On one hand, regulatory bodies are embracing the digital revolution, using every bit of technology at their disposal to centralize their data and investigations, and adopting an enterprise-wide approach in preventing illegal activities from taking place in legitimate financial institutions. On the other, financial criminals are also actively improving the methods they use to infiltrate banking, financial services, and insurance (BFSI) companies and remain undetected as they carry out illegal activities like money laundering, fraud, and terrorist financing. Financial institutions are at the receiving end of these efforts, as they shoulder the increasing cost of compliance, which is typically done by improving their anti-money laundering (AML) and financial crime and compliance (FCC) programs.
Neural networks (NN) are just one of the technologies that regulatory bodies, financial institutions, and third-party service providers are exploring in an effort to make headway against criminal activities. In particular, there are solutions providers that are looking at NN components as the future of AML software. This is because NNs are central to deep learning and having a component that’s capable of deep learning will empower AML solutions to completely capture the nature of an event, improve the accuracy of the model of the event, and remain a step ahead of financial criminal activity.
What is the Role of Neural Networks in Deep Learning?
To put it simply, neural networks refer to computer systems that are inspired by and modelled after the biological brain and nervous system, and these artificial systems are made up of a collection of loosely connected nodes called neural nodes. Just like the neurons in living things, neural nodes can transmit signals to each other. These nodes may also make use of a threshold that determines whether or not the aggregated signal can proceed to the next connection. The signal is transformed as it passes through different neural nodes, and it’s possible for the signal to go through the same nodes multiple times.
Neural networks can be trained, and this is done by feeding them examples with a predetermined input and result. During the learning process, the network will form and remember probability-weighted associations between the input and the target result, and it will adjust its calculations or predictions so that its final output will more closely resemble the predetermined result. After enough adjustments, the NN can meet its user’s criteria to complete this supervised learning process.
How Can Neural Networks Contribute to AML Efforts?
Financial criminals are also developing technologies and strategies to bypass the security systems that are specifically designed to prevent criminal activities. Because of this, banks and other financial organizations find the need to spend more on their AML and FCC programs to remain compliant with the rules set by regulatory bodies. Here’s how the use of NN can make this process quicker and more cost-effective.
Deterministic Scenarios Can Be Used as an Example for Deep Learning
NN-equipped AML solutions need to be trained so that they can adequately adjust the associations between the input and the predetermined output.
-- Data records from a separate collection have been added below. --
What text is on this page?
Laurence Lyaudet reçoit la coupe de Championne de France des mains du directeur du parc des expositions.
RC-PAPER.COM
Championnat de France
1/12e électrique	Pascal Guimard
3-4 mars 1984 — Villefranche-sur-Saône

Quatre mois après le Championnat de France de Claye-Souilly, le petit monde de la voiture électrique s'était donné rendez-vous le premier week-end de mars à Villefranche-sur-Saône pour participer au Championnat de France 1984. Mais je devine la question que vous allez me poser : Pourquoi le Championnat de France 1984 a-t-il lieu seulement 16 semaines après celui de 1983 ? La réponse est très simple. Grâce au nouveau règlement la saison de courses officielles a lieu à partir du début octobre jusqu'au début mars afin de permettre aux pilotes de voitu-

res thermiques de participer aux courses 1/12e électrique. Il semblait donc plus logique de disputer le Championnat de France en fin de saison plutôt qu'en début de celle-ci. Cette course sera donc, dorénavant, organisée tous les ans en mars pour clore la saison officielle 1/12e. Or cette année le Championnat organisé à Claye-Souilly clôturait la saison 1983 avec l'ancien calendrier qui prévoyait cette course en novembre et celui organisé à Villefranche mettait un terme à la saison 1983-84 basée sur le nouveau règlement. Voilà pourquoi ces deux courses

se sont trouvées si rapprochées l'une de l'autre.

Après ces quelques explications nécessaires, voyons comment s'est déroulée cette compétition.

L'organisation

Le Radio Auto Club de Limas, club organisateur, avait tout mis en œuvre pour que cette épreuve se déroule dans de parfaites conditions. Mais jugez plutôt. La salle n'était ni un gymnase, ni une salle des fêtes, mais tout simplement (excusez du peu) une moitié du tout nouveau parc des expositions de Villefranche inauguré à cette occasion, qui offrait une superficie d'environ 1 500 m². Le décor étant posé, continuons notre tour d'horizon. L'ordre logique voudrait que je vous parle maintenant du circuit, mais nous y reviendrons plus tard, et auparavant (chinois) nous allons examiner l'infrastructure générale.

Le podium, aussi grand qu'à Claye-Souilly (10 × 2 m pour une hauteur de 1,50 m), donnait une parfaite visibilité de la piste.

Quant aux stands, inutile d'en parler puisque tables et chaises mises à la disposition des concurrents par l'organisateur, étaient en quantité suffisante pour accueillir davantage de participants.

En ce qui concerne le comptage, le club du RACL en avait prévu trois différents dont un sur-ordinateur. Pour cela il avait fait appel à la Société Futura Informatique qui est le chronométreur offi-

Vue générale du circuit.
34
This can seem like a somewhat unproductive process, but it’s possible to make use of the AML solution even while it’s still in its supervised learning phase. Banks can do this by singling out real-life cases that are highly likely to be instances of financial crime. These include cases that conform to the well-known modus operandi of financial criminals. The user can then feed these positive cases to the machine, giving the machine an opportunity to learn while significantly reducing the human input needed to detect and investigate financial criminal activity.
Deep Learning Can Be Used to Detect Cases That Don’t Conform to Typical Criminal Activities
Once the AML solution has identified the markers that are present in illegal financial activities, it can be put to good use by processing the majority of suspicious cases that the bank handles. This, however, is not the full extent of the capability of NN-equipped AML solutions.
Using other statistical techniques, outlier cases can be clustered and introduced to the AML solution. The system can then analyze the similarities between these cases and determine the elements that set them apart from other, more ‘standard’ crimes. Assigning these anomalies to an AML solution can significantly reduce the workload of human investigators. Also, this can speed up the process of determining the new variables and strategies that criminals are using to take advantage of financial institutions.
Financial crimes continue to change with the times, so BFSI companies must take a proactive approach in preventing criminal activities from taking place within their establishments. The inclusion of neural networks in AML and FCC solutions presents a promising development for financial institutions that aim to avoid being associated with a financial crime without increasing the cost of compliance.